Tuesday, July 19, 2016

FANTASIA 2016—BED OF THE DEAD (2016)

The team aesthetic of the Black Fawn production group impressed me (and inspired me to develop my own creative team) when—at last year’s edition of Fantasia—I had the opportunity to talk to Chad Archibald about his entry BITE, whose gooey allure I was able to program into San Francisco’s Another Hole in the Head Film Festival. As a business and creative strategy, the Black Fawn stable of talent work on and promote each others’ films so that each, in turn, can have their moment in the spotlight. At this year’s 20th edition of Fantasia, it’s Jeff Maher’s turn with the World Premiere of his directorial feature debut Bed of the Dead (2016). Maher served as cinematographer on BITE, Antisocial and Hellmouth, and has co-written Bed of the Dead with Cody Calahan, who earlier directed and co-wrote Antisocial (and its sequel), as well as co-writing The Drownsman.

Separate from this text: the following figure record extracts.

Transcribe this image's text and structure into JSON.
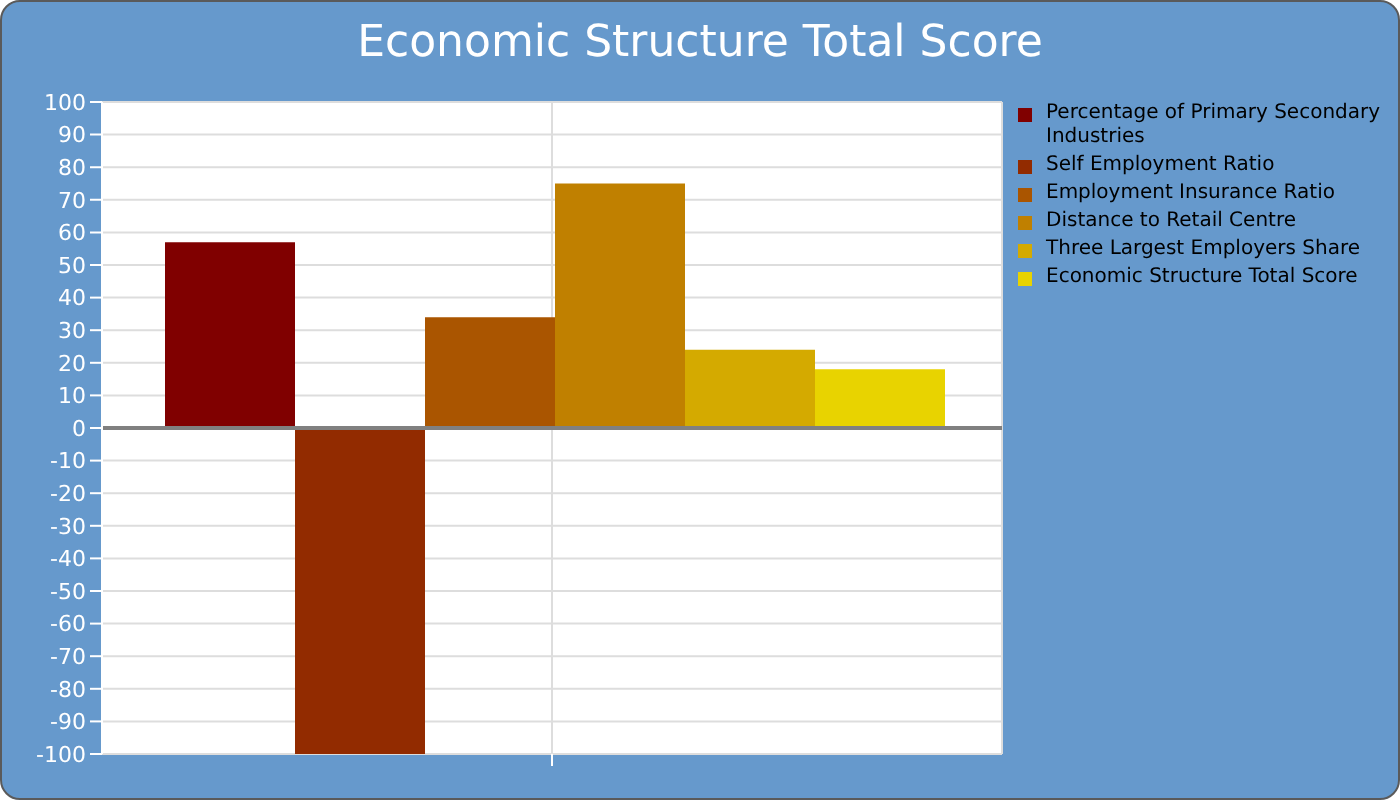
{
  "chart_data": {
    "type": "bar",
    "title": "Economic Structure Total Score",
    "categories": [
      null
    ],
    "series": [
      {
        "name": "Percentage of Primary Secondary Industries",
        "color": "#800000",
        "values": [
          57
        ]
      },
      {
        "name": "Self Employment Ratio",
        "color": "#922b00",
        "values": [
          -100
        ]
      },
      {
        "name": "Employment Insurance Ratio",
        "color": "#aa5500",
        "values": [
          34
        ]
      },
      {
        "name": "Distance to Retail Centre",
        "color": "#c08000",
        "values": [
          75
        ]
      },
      {
        "name": "Three Largest Employers Share",
        "color": "#d4aa00",
        "values": [
          24
        ]
      },
      {
        "name": "Economic Structure Total Score",
        "color": "#e8d300",
        "values": [
          18
        ]
      }
    ],
    "ylim": [
      -100,
      100
    ],
    "yticks": [
      -100,
      -90,
      -80,
      -70,
      -60,
      -50,
      -40,
      -30,
      -20,
      -10,
      0,
      10,
      20,
      30,
      40,
      50,
      60,
      70,
      80,
      90,
      100
    ],
    "ref_lines": [
      {
        "axis": "y",
        "value": 0,
        "color": "#808080"
      }
    ],
    "grid": true,
    "legend": "right"
  }
}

Walking the talk of Black Fawn’s team aesthetic, it amused me to no end to see Chad Archibald in Bed of the Dead’s opening sequence in a cameo performance as a carpenter who takes wood from an accursed gallows tree, which he planes down to craft into a bed. The dispirited souls of all those who have been hung from the limbs of this tree inhabit the bed with its ornately sculptured headboard and wreak havoc on four swingers hoping to have a little fun at a sex club where the bed has ended up.

One of my mother’s favorite guilt trips was always to say, “You’ve made your bed, now lie in it.” Bed of the Dead tweaks that truism: “You’ve made your bed; now die in it.”

Black Fawn makes no pretense at elevated genre. They’re creating content for balls-out gorehounds and cleverly re-work and assemble tropes they know will satisfy their audiences. Hunky dudes are going to get eviscerated and lovely young women will be bathed in blood. That’s what Black Fawn promises and that’s what Black Fawn delivers. After all, as Stephen Sondheim has penned, “Who needs Albert Schweitzer when the lights are low?” Onto the expected sequence of being dragged under the bed or, for that matter, dragged onto the ceiling, Maher and Calahan have written some commendable flourishes worth noting, however. Two in particular.

First, the fabric of space and time is bent by cell phone texting. To hell with the roaming charges, police investigator Virgil (Colin Price) is trying to determine how five victims of a fire ended up in such a fate. The audience is told straight off that everyone is going to die and so, spectatorially, it’s a process of appreciating the choreographed kills. But when Virgil contacts one of the young women—“final girl”, in effect—fate seems less formidable.

More importantly, and with a deeper cogency, Virgil represents every white police officer who has killed an innocent black teenager. It seems obvious that nothing is more horrifying than real life, especially these days in the United States of America where the Black Lives Matter movement has brought into searing focus an institutionalized racism enforced by an increasingly militarized police force. Leave it to Canadian filmmakers to incorporate this American social issue into a genre format and this reviewer thanks them for their bravery in approaching the subject, albeit indirectly.